Ion transport and regulation in a synaptic vesicle glutamate transporter

Abstract

Synaptic vesicles accumulate neurotransmitters, enabling the quantal release by exocytosis that underlies synaptic transmission. Specific neurotransmitter transporters are responsible for this activity and therefore are essential for brain function. The vesicular glutamate transporters (VGLUTs) concentrate the principal excitatory neurotransmitter glutamate into synaptic vesicles, driven by membrane potential. However, the mechanism by which they do so remains poorly understood owing to a lack of structural information. We report the cryo-electron microscopy structure of rat VGLUT2 at 3.8-angstrom resolution and propose structure-based mechanisms for substrate recognition and allosteric activation by low pH and chloride.

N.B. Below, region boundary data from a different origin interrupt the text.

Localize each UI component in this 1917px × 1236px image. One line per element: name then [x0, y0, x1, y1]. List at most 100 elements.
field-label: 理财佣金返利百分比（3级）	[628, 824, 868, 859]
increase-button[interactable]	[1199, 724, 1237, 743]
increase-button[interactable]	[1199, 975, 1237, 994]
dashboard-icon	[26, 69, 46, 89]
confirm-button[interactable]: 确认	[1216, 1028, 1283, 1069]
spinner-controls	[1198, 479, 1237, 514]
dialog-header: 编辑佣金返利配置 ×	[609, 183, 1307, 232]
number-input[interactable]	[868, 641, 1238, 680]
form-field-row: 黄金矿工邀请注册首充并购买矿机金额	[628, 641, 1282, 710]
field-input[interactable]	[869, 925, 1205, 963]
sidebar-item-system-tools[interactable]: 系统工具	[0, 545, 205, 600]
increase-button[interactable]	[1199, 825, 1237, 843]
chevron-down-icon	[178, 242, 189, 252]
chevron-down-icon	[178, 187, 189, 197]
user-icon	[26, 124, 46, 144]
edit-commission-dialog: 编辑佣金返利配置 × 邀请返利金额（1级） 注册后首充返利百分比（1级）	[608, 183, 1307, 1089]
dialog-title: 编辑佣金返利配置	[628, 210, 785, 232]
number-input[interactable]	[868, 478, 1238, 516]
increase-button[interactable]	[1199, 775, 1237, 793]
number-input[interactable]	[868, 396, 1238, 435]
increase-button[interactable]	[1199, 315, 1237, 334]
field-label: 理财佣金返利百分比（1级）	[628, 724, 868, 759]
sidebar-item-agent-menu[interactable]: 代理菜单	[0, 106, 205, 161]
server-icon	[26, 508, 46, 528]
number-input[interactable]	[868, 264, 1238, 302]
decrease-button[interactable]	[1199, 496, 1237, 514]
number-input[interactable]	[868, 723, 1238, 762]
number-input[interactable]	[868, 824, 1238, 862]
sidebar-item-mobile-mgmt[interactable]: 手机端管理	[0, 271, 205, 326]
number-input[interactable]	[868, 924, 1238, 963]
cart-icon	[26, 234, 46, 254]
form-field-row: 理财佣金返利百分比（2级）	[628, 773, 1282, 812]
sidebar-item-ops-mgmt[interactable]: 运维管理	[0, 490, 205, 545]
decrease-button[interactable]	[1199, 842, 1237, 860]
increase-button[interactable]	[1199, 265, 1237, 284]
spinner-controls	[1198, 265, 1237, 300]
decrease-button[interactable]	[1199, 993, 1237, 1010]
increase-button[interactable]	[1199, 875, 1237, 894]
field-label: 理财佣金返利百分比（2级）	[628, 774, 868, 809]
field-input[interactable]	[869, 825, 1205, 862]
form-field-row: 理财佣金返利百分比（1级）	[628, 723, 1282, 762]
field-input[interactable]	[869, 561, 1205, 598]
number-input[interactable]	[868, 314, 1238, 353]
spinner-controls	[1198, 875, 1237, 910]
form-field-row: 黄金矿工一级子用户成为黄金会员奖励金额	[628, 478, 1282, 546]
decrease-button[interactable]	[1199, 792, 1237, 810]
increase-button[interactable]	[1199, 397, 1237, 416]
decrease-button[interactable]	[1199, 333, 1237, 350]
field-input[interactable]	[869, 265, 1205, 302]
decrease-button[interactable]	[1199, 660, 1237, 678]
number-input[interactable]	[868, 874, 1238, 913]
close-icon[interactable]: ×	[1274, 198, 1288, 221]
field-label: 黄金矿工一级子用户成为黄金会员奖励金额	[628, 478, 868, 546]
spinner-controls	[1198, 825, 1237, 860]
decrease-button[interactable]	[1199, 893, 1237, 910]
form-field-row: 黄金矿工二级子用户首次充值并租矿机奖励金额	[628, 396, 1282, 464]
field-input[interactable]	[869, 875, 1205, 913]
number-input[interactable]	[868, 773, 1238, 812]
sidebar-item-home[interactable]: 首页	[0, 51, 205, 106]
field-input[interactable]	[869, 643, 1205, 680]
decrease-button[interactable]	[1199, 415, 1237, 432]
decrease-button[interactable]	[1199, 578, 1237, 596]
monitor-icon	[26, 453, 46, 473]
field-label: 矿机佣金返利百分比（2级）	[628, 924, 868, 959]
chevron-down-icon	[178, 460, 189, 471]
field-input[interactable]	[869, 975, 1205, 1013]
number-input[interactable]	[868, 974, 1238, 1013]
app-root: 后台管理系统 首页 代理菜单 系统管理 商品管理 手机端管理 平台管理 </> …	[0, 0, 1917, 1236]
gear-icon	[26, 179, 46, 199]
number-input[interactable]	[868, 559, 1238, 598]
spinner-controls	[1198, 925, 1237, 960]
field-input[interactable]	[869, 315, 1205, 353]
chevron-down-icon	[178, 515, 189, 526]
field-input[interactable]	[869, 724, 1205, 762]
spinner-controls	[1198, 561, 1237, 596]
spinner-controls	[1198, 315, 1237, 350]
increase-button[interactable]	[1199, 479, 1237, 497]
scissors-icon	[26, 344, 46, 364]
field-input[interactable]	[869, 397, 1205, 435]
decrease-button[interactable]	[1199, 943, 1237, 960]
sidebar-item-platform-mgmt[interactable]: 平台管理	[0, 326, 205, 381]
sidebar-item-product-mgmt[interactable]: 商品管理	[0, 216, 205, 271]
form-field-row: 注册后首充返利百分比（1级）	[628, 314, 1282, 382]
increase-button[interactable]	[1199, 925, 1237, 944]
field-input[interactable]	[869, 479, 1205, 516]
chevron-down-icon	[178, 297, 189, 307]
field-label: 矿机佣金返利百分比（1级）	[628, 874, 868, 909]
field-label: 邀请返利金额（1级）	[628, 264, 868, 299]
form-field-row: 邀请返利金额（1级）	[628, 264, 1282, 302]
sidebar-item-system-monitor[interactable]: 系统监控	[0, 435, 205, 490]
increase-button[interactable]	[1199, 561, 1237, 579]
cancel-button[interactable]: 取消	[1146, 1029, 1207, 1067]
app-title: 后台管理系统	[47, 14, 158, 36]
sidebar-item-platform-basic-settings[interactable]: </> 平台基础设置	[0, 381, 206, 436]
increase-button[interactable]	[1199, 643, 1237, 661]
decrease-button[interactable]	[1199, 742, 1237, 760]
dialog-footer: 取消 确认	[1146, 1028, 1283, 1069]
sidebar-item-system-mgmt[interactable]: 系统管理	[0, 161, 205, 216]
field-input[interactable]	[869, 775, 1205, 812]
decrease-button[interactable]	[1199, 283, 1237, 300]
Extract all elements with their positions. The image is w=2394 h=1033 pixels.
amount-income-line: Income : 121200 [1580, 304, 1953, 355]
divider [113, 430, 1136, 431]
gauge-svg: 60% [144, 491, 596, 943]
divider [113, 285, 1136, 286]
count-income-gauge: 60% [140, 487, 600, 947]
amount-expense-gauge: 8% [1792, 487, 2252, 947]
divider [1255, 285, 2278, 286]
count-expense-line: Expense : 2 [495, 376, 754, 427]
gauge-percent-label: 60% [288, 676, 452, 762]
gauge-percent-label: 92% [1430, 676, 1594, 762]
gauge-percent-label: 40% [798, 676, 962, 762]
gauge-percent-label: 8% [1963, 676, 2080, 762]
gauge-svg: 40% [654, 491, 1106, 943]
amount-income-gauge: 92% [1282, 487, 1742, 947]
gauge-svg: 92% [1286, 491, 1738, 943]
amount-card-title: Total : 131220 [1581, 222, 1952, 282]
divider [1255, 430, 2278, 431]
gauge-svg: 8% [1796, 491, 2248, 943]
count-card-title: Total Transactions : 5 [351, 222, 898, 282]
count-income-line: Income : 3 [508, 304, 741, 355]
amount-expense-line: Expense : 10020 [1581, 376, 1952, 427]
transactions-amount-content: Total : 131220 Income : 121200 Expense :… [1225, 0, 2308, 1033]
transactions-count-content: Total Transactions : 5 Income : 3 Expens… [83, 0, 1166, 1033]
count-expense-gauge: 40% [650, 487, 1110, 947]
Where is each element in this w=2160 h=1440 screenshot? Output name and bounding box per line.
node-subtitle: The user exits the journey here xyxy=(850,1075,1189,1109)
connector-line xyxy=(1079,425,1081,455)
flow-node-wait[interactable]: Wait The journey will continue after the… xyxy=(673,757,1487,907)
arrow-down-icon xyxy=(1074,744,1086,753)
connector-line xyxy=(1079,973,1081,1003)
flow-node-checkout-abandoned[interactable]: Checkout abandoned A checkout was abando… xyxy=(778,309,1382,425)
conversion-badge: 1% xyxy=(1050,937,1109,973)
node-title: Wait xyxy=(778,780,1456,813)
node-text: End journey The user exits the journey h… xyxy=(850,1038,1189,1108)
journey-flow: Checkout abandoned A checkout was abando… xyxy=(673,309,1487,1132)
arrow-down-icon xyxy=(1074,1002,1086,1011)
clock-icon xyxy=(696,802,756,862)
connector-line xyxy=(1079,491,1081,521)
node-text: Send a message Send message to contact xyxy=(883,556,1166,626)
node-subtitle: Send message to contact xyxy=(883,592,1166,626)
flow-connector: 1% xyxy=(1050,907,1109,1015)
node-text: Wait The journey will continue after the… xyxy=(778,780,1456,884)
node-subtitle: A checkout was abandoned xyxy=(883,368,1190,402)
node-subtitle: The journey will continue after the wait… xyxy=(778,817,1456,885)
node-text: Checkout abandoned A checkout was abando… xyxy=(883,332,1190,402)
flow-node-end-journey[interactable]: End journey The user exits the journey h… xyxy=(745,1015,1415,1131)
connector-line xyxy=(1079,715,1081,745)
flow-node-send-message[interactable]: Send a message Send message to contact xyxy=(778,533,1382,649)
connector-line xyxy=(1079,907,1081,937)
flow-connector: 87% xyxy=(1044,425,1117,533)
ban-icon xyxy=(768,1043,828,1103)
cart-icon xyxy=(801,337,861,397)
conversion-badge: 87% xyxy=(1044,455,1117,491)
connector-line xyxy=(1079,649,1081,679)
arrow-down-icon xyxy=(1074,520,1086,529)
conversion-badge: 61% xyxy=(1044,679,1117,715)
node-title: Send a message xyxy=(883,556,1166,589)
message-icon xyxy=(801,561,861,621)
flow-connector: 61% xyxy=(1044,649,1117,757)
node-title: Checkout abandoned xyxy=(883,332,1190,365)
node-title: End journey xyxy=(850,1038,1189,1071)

A potential permeation pathway for chloride intersects with the glutamate binding site. These results demonstrate how the activity of VGLUTs can be coordinated with large shifts in proton and chloride concentrations during the synaptic vesicle cycle to ensure normal synaptic transmission.

Fig. 1.. Structure of VGLUT2.

(A) Cryo-EM map of the VGLUT2-Fab complex. The two domains are colored blue (N-domain) and red (C-domain), and the Fab is colored yellow. (B) Schematic representation of the structural arrangement of VGLUT2. Three-helix bundles are related to each other by a twofold pseudosymmetry, and each bundle is colored using shades of the same color group. (C) Structure of VGLUT2. Helices are colored according to the representation in (B), with connecting strands shown in gray. The VGLUT2 structure includes residues 59 to 508 except for the disordered loop 1 between TM1 and TM2 (residues 98 to 123) and 10 residues between ICH1 and ICH2 (residues 288 to 299). (D) Electrostatic surface of VGLUT2 shown at the plane parallel to the membrane through the central substrate binding site of the protein. The central cavity is indicated by a black dashed circle.

Fig. 2.. R88 and R322 are critical for glutamate transport.

(A) Alignment of human SLC17 family proteins, presented alongside the Escherichia coli homolog DgoT, with binding site residues indicated by magenta triangles. Residues are colored according to sequence conservation in descending order of red, orange, yellow, green, and no color. Putative substrate binding residues conserved in VGLUTs alone are highlighted by red boxes. (B) Structure of the substrate binding site in VGLUT2. Glutamate was manually placed into the binding site to mimic D-galactonate in DgoT. Both R88 and R322 are located at distances suitable for interacting with the carboxyl groups. (C) Structure of the substrate binding site in DgoT with substrate D-galactonate bound in the outward occluded conformation [PDB: 6E9O (22)]. Structures of VGLUT2 (B) and DgoT (C) are colored following the same pattern as (A), and substrates are colored cyan. (D) mEPSCs recorded from hippocampal neurons of VGLUT1 and VGLUT2 double knockout (DKO) mice rescued with WT, R88A, and R322A VGLUT2. Synaptic transmission is impaired by the R88A mutation and eliminated by the R322A mutation. mEPSC frequency (left) and amplitude (right) are normalized to those of VGLUT2-WT (n = 10 to 15 cells per condition). Data indicate means and SEM. Statistical significance was determined by one-way analysis of variance (ANOVA) with Tukey’s post hoc test. *P < 0.05; ***P < 0.001; ns, not significant. Single-letter abbreviations for the amino acid residues are as follows: A, Ala; C, Cys; D, Asp; E, Glu; F, Phe; G, Gly; H, His; I, Ile; K, Lys; L, Leu; M, Met; N, Asn; P, Pro; Q, Gln; R, Arg; S, Ser; T, Thr; V, Val; W, Trp; and Y, Tyr.

Fig. 3.. Two functional clusters of charged and polar residues embedded within the transmembrane domains.

(A) Electrostatic surface of VGLUT2. Two internal charged and polar cavities (referred to as R88 and R322 clusters) are colored according to the potential scale (bottom right). The N-domain is colored light green and the C-domain is tan. Cyan and magenta boxes in (A) match the insets in (B) (top view), (C) (side view), and (D) (top view), showing key residues and distances between polar groups (A). (B and C) R88 cluster with proposed Cl⁻ (R184) and H⁺ binding sites (E191 and H128) highlighted in orange. (D) R322 cluster.

Fig. 4.. Putative Cl⁻ channels and proposed transport mechanism.

(A) Channels consistent with Cl⁻ conductance (surface). (B) Top view of the central channel. (C) Top view of the cytoplasmic two-His gate. Distances (Å) between polar groups are shown with dotted lines. (D) Proposed mechanism by which VGLUT integrates the dynamic change of ionic conditions during synaptic vesicle recycling to regulate its activity.